And your next question comes from the line of John Glass with Morgan Stanley.

John Glass - Morgan Stanley

Analyst · John Glass with Morgan Stanley

Understanding you don't want to get too far into 2012, there are some very significant forces at work whether it's green coffee prices being a drag or some of the positives in terms of single-serve. So my question is, do you think of the 15% to 20% goal that you put out there, Troy, and the willingness to try to manage around costs around that? So would it include both using the benefits of something like single-serve sending the detriment of a higher grain coffee to achieve that goal? Or should we still think of some of these new announcements as incremental to that longer-term goal? That's number one. And number two, just going back to single-serve, there's a number of brands that are coming on to that system in Green Mountain in the next several months. Is there a potential for a bottleneck production, bottlenecks such that maybe you can't get as many K-Cups made in the time that you want that may delay or phase in the rollout rather than having it start-up, say, in all points of channel at once?

Troy Alstead

Analyst · John Glass with Morgan Stanley

I'll start with that question and have Jeff speak a little bit more to K-Cups specifically. But broadly speaking, our long-term earnings growth targets we've laid out a 15% to 20% is inclusive in our minds of a number of opportunities we're pursuing.
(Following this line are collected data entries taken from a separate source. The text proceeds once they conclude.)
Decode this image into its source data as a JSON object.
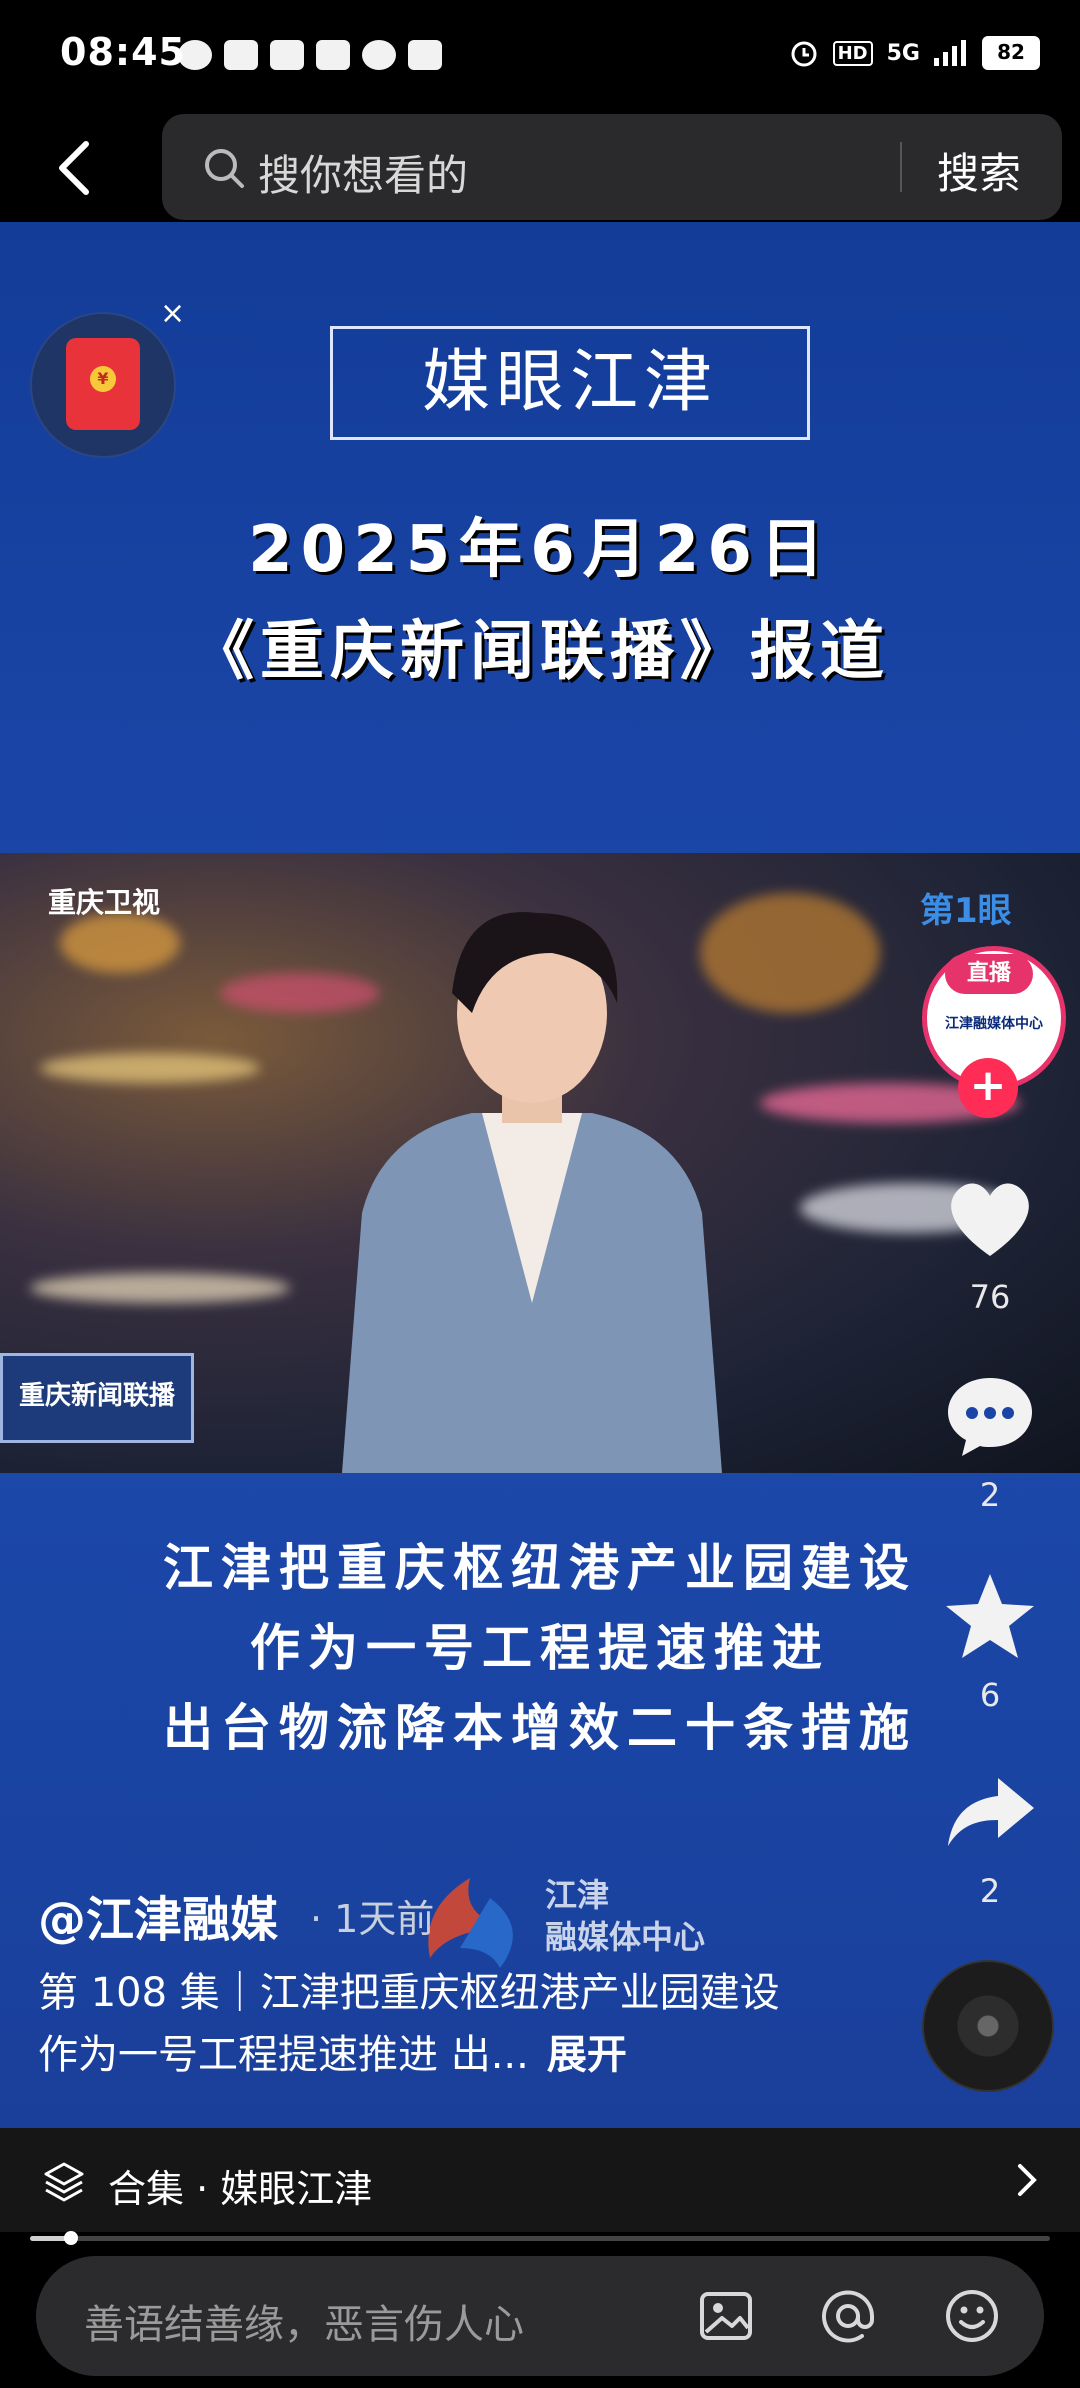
{
  "status": {
    "time": "08:45",
    "battery": "82",
    "network": "5G",
    "hd": "HD"
  },
  "search": {
    "placeholder": "搜你想看的",
    "submit": "搜索"
  },
  "video": {
    "title": "媒眼江津",
    "date": "2025年6月26日",
    "program": "《重庆新闻联播》报道",
    "station_logo": "重庆卫视",
    "station_mark": "第1眼",
    "lower_third": "重庆新闻联播",
    "captions": [
      "江津把重庆枢纽港产业园建设",
      "作为一号工程提速推进",
      "出台物流降本增效二十条措施"
    ],
    "watermark": {
      "line1": "江津",
      "line2": "融媒体中心"
    }
  },
  "rail": {
    "live": "直播",
    "avatar_text": "江津融媒体中心",
    "likes": "76",
    "comments": "2",
    "favorites": "6",
    "shares": "2"
  },
  "post": {
    "author": "@江津融媒",
    "time_ago": "· 1天前",
    "description": "第 108 集｜江津把重庆枢纽港产业园建设 作为一号工程提速推进 出...",
    "expand": "展开"
  },
  "collection": {
    "label": "合集 · 媒眼江津",
    "progress": 0.04
  },
  "comment": {
    "placeholder": "善语结善缘，恶言伤人心"
  },
  "colors": {
    "accent_pink": "#e6336b",
    "video_blue": "#1a45a6"
  }
}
So as we build out VIA, for example, as we grow internationally, as we expand on the single-serve platform, all those things I would expect to contribute to achieving that 15% to 20% earnings growth, recognizing that our targets for 2011 are at the very top end of that range of earnings growth that we've reiterated again today. So that's how we think about it as we're laying out and pursuing these many, many opportunities we have ahead of us, recognizing that commodity costs are a great unknown here but also acknowledging that one of the important levers we have in addition to just the unbelievable underlying health and strength of our business and customer traffic trends into our stores is the fact that we have really sharpened the pencil in the last couple of years, developed some new muscle, some new disciplines around managing the business, the supply chain, all the expense lines, and that has a cheat up for those opportunities to become much more effective and efficient. And that is and continues to be an important lever for us at all levels, in all geographies in the business to help offset some of these pressures that we face, whether they be normal cost pressures that are out there every year or, at a time like this, some extraordinary pressures that we face in terms of coffee prices. I'll ask Jeff now to speak more specifically to K-Cups in the coming year.

Jeff Hansberry

Analyst · John Glass with Morgan Stanley

Thanks, Troy. Hi, John. With regard to supply for K-Cups, we've worked and continue to work closely with both Green Mountain and our customers as we prepare for the fall launch in Starbucks K-Cups in CPG channels and then sequence into Starbucks stores in 2012. So we're confident that we will have the product that we need to meet customer demand.

JoAnn DeGrande

Analyst · John Glass with Morgan Stanley

This is JoAnn again. That is our last question for today. We thank you all for your thoughtful questions and your time, and we look forward to talking to you again in a few months on our Q3 2011 earnings call. Thank you for joining us today.